Dans la grande salle de l'école de Tiefencastel, Ruth Tarnutzer, une Brienzoise de 59 ans, attend. Son apparente bonne humeur masque une certaine nervosité. «Je suis en train d'emménager dans un nouvel appartement dans le village. J'aimerais savoir où nous en sommes. Peut-être que j'en apprendrai un peu plus aujourd'hui à l'assemblée», dit-elle avec espoir.
La réunion d'information de la Commune attire beaucoup de monde. Le parking devant le bâtiment est quasiment bondé. Seuls les agriculteurs manquent à l'appel, encore occupés à faucher les prairies jusqu'à neuf heures du soir, déclare le président de la Commune, Daniel Albertin à l'entame de la rencontre. Puis la mauvaise nouvelle ne tarde pas à tomber: la montagne est devenue imprévisible. Cela ne présage rien de bon.
La situation reste dangereuse
C'est ce qu'explique le géologue Stefan Schneider à la communauté de Brienz: depuis la mi-mai, l'accélération du glissement est passée d'exponentielle à linéaire. «La probabilité d'une coulée de glissement est maintenant devenue plus grande que des éboulements isolés. Mais des chutes de rochers, voire un éboulement, sont toujours possibles», explique l'expert. La courbe qu'il montre indique la vitesse du glissement. Celle-ci pointe toujours vers le haut. La situation reste dangereuse. L'alerte n'est pas encore levée, même si la situation semble peut-être plus calme, conclut l'expert.
Le matin avant l'assemblée, les habitants ont pu rentrer brièvement chez eux. «Quasiment tout le monde a oublié quelque chose. Des objets de la vie quotidienne, des souvenirs, des documents importants, des vêtements», explique Ruth Tarnutzer. Mais la visite à domicile a été difficile: «Je savais que je devais repartir tout de suite. Je n'ai donc pas pu profiter de ce moment. La situation me pèse, même si j'ai une belle maison de remplacement.»
Une permission de 90 minutes
Christian Gartmann, de l'état-major de la Commune d'Albula (la commune administrative sur laquelle se situe le village évacué), comprend parfaitement la frustration des habitants de Brienz. Il explique: «La situation des personnes évacuées est difficile. Ils ne peuvent qu'observer. Certains le disent ouvertement, ils s'impatientent. Mais en principe, nous faisons confiance aux géologues. Ils en savent tellement plus que nous.»

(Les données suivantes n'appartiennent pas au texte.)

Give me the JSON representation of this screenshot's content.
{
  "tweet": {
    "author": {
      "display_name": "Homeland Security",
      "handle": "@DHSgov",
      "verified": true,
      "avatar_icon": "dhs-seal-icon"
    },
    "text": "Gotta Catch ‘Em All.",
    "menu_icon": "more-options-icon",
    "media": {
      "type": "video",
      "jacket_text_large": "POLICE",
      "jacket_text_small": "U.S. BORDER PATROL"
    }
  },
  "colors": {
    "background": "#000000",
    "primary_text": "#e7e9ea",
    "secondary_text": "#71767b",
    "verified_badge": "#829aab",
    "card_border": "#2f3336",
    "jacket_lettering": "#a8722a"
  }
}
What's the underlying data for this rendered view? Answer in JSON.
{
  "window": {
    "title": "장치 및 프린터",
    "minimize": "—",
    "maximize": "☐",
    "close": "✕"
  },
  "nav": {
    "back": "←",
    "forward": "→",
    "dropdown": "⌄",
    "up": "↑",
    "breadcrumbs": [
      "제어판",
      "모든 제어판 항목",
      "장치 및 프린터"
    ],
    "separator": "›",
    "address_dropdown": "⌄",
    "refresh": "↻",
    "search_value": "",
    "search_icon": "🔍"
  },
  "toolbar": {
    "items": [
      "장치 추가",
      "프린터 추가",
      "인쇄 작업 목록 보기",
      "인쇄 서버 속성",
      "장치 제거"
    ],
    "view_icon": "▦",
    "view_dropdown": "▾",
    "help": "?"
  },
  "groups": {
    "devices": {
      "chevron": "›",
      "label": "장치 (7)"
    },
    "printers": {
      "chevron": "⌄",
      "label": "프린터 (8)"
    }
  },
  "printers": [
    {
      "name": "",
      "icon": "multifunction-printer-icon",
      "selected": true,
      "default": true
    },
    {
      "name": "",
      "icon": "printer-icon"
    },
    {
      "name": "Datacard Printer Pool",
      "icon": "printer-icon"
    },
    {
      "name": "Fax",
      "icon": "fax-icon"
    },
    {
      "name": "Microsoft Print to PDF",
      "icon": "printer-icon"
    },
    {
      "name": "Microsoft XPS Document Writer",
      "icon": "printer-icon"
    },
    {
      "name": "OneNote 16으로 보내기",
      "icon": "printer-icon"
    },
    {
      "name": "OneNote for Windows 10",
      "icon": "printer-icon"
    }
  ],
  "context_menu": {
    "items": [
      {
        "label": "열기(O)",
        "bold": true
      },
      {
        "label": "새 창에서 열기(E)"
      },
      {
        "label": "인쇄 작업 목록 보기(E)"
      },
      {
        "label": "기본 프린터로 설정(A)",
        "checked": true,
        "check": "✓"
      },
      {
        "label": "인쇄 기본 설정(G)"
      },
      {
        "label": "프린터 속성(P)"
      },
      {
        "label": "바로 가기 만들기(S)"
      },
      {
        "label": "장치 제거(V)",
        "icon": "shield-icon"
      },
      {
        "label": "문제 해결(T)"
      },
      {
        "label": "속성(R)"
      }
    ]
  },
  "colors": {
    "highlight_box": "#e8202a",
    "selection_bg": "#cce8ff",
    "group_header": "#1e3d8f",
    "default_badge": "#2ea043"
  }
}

Pour Renato Liesch, 43 ans, habitant de Brienz, la courte visite dans le villlage a également été difficile. Après les 90 minutes maximales, il quitte les lieux contraint et forcé. Il a d'abord aidé sa mère, puis a profité de sa maison. «J'ai pris une douche et rasé ma barbe. J'ai ensuite chargé quelques affaires dans la voiture», raconte-t-il. Une permission de retour qui lui a semblé trop courte. «Tant que les cerfs et les biches sont sur la pente, nous ne devrions pas avoir peur», dit-il. «Les paysans ont le droit de faire les foins toute la journée. Pourquoi nous autres ne pouvons être là que brièvement?», s'énerve-t-il.
Loin d'un retour
Mais la situation ne satisfait pas non plus les agriculteurs comme Gian Liesch (34 ans) qui déplore: «Il y a toujours eu des pierres qui tombent. Nous n'avons pas peur. On n'a pas l'impression que c'est plus dangereux qu'avant.» Il a déjà commencé à couper l'herbe mardi. «Au moins, ça se passe bien, dit-il. Hier, nous avons fait cinq hectares, aujourd'hui encore quatre. Nous ne pouvons produire que des balles d'ensilage, car nous ne pouvons pas aller à la ferme. Les balles d'ensilage doivent alors descendre dans la vallée pour être en sécurité. En hiver, il faudra peut-être les remonter. Je préfère ne pas encore y penser», dit l'agriculteur.
Mais la séance d'information est venue confirmer que la situation restait dangereuse. La décision d'évacuer était la bonne. Christian Gartmann déclare à ce sujet: «Si c'était à refaire, l'état-major de conduite prendrait à nouveau la même décision. L'évacuation était nécessaire. Le danger n'a pas changé maintenant non plus, nous sommes malheureusement encore loin d'un retour.»